Il dessine de minuscules croquis de personnages, faits à la sauvette, s’exprime en quelques lignes, en quelques traits avec une touche rapide d’ombre au crayon, au stylo à bille ou à l’encre. Peu soucieux de s’encombrer d’un carnet, il se promène librement en ville, les mains dans le dos…Mais qu’un sujet intéressant se présente, il extirpe de ses poches quelque carton d’invitation ou un programme, le plie et peut ainsi croquer le clochard sur le banc, la silhouette d’une drôle de dame ou un pan de mur délabré….

Le 22 Septembre 1969, selon son habitude quotidienne, le peintre commence un dessin. Quand il a assez travaillé, il range son matériel en disant : « Je continuerai demain ». Cavaglieri ne terminera pas son ébauche. Il s’est éteint paisiblement dans la nuit, une mort discrète, dans le calme, à son image, lui qui avait choisi de vivre à l’écart.

Dans sa peinture comme dans la vie, le peintre, considéré comme « le plus français des peintres italiens », est resté fidèle à ses convictions se voulant par dessus tout un artiste. Il a toujours fait preuve d’une grande modestie dans la pratique journalière de sa peinture. Cavaglieri ne pouvait pas vivre sans peindre. Mise à part sa participation aux salons annuels, il ne songe nullement à travailler pour montrer ses oeuvres ; il peint seulement parce qu’il faut peindre, laissant au temps futur le soin de décider de l’existence publique et critique de son oeuvre.Il a fait de sa peinture un moyen d’exister, d’être lui-même dans la plénitude de sa personnalité

En 1972, l’hommage posthume rendu à Rome a marqué la lente remontée du peintre que la grande retrospective en 1974 au musée des Augustins de Toulouse, décidée du vivant de l’artiste, a confirmée.

De 1972 à 1994,de nombreux hommages posthumes lui seront rendus à Rome, Toulouse, Rovigo, Plaisance, Albi, Verone, New York et Auch en2000.

CH D

 

5 Responses

  1. Danielle Preud'homme

    Merci pour ce « tour complet » de l’homme et de son oeuvre.

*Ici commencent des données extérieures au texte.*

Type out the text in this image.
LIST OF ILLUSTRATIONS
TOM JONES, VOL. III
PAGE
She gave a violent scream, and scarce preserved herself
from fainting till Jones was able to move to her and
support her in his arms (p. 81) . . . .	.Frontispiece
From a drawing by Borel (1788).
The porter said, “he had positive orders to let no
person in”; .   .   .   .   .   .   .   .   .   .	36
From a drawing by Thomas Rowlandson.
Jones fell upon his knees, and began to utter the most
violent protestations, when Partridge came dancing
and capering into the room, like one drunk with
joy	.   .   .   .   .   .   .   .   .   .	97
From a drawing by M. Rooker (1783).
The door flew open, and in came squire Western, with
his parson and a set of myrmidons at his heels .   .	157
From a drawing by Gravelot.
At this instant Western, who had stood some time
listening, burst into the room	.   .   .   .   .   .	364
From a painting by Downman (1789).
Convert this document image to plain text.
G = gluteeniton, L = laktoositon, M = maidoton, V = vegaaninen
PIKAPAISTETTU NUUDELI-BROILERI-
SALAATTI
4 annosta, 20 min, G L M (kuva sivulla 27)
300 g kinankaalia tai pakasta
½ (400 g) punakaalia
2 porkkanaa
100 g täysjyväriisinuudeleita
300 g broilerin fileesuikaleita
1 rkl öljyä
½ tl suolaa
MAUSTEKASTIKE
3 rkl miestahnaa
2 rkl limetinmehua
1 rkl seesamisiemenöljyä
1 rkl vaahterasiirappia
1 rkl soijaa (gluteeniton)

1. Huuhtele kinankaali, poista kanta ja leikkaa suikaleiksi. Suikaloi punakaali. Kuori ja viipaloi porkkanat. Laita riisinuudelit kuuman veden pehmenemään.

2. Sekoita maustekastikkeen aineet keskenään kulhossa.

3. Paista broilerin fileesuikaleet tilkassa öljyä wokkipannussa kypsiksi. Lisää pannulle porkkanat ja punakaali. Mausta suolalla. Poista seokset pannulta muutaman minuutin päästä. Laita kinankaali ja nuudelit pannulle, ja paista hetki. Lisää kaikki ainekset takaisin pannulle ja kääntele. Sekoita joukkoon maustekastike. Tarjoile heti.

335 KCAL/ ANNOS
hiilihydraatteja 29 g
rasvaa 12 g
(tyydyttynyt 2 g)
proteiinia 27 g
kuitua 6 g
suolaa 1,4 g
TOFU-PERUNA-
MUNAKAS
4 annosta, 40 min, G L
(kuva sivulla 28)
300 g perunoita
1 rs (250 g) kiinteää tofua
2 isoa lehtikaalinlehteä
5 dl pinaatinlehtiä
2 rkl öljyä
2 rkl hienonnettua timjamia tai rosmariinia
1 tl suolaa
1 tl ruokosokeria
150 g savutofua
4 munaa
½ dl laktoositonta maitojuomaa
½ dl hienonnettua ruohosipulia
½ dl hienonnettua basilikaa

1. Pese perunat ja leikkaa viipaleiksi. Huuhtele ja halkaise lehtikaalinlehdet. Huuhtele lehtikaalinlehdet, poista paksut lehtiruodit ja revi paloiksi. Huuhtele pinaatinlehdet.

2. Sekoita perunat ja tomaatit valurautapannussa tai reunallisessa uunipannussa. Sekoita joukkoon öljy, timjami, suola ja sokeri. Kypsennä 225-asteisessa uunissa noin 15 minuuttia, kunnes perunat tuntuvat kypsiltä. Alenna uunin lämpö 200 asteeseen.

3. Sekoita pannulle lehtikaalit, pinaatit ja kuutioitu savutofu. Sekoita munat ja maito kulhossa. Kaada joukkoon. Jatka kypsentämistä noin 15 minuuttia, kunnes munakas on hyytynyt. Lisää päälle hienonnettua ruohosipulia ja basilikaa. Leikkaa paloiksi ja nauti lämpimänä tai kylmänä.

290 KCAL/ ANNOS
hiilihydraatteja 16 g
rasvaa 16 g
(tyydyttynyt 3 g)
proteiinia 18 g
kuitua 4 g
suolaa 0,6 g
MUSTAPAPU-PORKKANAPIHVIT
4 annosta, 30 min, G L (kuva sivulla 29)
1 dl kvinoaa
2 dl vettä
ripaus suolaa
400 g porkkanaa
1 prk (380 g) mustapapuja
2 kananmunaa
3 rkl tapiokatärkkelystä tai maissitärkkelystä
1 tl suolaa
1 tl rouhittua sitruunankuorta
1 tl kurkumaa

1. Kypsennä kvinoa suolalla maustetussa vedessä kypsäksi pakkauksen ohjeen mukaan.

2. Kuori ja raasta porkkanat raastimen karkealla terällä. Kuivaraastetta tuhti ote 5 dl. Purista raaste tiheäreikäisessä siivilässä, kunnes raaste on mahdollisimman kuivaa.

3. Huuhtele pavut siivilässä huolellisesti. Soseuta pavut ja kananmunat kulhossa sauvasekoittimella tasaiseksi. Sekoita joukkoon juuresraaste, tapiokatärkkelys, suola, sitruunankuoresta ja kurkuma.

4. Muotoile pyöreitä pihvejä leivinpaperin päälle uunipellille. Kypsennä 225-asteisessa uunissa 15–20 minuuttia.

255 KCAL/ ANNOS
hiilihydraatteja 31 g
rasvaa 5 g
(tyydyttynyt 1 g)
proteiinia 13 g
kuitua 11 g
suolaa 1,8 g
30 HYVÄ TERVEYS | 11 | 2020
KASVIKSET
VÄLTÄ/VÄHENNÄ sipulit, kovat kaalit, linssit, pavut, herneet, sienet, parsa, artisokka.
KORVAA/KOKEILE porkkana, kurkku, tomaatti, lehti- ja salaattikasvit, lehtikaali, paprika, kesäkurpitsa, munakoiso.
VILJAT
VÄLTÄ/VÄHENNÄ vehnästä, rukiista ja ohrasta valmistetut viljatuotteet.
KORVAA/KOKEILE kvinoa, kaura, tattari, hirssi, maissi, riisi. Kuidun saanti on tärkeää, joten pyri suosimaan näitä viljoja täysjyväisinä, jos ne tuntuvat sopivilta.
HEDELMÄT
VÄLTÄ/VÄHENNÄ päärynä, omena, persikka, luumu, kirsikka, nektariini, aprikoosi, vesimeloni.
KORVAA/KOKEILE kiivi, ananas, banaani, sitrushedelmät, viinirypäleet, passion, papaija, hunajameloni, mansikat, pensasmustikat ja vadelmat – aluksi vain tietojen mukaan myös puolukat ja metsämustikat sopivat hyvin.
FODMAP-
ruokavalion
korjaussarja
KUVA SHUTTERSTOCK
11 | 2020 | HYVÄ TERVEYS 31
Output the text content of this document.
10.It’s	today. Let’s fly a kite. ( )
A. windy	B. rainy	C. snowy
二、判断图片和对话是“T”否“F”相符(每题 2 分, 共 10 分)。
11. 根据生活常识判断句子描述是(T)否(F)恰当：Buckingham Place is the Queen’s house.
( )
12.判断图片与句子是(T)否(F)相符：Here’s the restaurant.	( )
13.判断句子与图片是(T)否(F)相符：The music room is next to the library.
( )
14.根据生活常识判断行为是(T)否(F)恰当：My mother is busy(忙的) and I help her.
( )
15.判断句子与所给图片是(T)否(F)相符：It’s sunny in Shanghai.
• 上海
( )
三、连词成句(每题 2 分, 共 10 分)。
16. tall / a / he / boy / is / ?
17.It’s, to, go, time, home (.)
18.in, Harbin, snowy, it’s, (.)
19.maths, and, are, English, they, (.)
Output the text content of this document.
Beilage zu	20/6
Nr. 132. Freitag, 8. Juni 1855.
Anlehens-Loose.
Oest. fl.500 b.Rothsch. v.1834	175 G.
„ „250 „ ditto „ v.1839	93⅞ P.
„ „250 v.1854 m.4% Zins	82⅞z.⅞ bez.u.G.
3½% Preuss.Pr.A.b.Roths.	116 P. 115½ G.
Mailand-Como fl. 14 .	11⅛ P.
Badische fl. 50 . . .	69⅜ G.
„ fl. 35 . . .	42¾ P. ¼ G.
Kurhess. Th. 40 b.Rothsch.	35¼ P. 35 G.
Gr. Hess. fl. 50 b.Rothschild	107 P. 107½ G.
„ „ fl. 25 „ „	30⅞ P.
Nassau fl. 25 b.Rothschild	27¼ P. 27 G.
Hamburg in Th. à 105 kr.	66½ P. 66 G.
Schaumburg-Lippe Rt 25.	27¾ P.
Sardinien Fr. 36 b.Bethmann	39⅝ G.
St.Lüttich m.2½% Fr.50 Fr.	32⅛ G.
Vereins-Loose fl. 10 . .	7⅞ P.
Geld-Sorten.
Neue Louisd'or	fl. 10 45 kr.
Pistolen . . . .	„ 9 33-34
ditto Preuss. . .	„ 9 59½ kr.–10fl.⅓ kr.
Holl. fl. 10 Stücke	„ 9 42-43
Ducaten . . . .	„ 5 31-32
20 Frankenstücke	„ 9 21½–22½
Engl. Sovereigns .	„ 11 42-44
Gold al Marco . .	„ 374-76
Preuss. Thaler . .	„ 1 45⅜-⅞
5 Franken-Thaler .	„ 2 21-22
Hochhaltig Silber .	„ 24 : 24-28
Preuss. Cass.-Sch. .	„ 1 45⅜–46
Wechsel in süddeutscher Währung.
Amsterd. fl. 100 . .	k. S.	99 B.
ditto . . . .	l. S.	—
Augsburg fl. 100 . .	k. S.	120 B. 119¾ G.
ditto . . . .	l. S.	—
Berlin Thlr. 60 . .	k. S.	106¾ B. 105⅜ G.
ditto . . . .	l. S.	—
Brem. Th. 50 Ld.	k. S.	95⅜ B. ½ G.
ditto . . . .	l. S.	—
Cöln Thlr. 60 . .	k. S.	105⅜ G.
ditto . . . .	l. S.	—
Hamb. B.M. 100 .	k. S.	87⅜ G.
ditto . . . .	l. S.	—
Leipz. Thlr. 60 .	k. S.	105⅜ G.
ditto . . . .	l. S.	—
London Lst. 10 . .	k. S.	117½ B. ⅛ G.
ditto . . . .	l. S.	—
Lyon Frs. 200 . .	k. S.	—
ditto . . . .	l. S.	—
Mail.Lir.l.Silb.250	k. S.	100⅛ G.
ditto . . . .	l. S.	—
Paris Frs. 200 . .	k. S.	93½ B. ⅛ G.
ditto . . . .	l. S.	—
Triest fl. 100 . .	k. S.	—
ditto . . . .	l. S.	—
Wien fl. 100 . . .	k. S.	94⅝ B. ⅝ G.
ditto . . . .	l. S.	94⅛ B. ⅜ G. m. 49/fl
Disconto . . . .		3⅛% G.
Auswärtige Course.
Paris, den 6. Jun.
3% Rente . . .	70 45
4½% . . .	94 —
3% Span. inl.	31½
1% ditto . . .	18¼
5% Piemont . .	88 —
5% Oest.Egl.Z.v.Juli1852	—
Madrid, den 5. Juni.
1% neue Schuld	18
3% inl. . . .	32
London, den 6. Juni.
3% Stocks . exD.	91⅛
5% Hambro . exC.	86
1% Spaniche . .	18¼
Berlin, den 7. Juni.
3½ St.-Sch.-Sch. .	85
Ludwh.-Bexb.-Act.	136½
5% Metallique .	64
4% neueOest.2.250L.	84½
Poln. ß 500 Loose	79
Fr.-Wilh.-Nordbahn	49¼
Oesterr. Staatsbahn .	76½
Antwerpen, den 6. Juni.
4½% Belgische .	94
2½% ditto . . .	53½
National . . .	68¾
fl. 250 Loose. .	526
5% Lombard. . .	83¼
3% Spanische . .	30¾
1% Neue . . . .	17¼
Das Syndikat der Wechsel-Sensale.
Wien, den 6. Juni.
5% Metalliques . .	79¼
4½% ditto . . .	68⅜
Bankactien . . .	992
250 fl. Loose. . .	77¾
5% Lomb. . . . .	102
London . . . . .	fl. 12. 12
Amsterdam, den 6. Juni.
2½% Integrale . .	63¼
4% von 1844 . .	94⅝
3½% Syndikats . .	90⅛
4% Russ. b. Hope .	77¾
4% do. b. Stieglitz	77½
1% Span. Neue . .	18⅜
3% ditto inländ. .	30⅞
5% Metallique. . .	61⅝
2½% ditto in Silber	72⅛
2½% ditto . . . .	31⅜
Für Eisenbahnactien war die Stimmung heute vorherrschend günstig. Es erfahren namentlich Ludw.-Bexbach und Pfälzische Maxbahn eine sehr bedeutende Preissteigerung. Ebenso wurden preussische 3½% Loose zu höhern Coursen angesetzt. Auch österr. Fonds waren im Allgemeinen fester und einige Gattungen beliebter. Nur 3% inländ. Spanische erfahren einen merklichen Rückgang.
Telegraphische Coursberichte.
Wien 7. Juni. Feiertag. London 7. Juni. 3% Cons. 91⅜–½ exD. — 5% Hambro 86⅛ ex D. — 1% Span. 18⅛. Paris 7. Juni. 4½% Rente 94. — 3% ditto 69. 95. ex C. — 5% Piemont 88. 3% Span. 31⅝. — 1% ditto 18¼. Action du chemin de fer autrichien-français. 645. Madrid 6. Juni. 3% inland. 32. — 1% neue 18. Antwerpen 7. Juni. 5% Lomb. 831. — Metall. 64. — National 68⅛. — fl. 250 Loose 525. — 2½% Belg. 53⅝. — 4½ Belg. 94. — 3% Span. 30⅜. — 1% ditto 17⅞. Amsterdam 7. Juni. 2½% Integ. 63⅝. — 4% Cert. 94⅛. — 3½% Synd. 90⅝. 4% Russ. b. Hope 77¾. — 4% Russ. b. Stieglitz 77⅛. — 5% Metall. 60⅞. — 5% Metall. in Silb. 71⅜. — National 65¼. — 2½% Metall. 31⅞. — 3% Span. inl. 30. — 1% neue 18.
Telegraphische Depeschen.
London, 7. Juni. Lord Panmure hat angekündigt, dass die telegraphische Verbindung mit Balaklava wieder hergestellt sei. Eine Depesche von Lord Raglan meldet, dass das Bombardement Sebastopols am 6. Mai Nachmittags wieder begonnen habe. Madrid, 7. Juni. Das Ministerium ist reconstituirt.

J’ai pu le croiser, enfant, se promenant dans la campagne, exactement comme décrit dans ce bel hommage. Je ne l’ai réellement découvert qu’en 1974 aux Augustins à Toulouse. Toute la force d’une révélation pour moi, quant à sa peinture.
    Très belle expo virtuelle aujourd’hui.

  2. Irac Delphine

    Merci beaucoup de ce portrait complet et très intime de ce peintre . Savez -vous ce qu’est devenue Andrée et s’il a des descendants ? Merci beaucoup DIrac

  3. Le raton

    Voilà une présentation très complète de Mario Cavaglieri. A travers ses oeuvres on découvre sa vie d’homme et tout son parcours d’artiste au début du XXe siècle. Derrière ce magnifique portrait on devine une connaissance toute particulière du personnage dans toute son humanité.

  4. CB

    Voilà une occasion rêvée de nous changer les idées ! La visite est nourrie de commentaires instructifs pour une immersion dans le quotidien de l’artiste et du lien qu’il entretenait avec ses résidences successives.
    Merci à l’auteur et à la technologie qui donnent à voir les plus belles oeuvres, à un moment où les musées sont à éviter. Ce « tour privé » est une bien jolie réussite.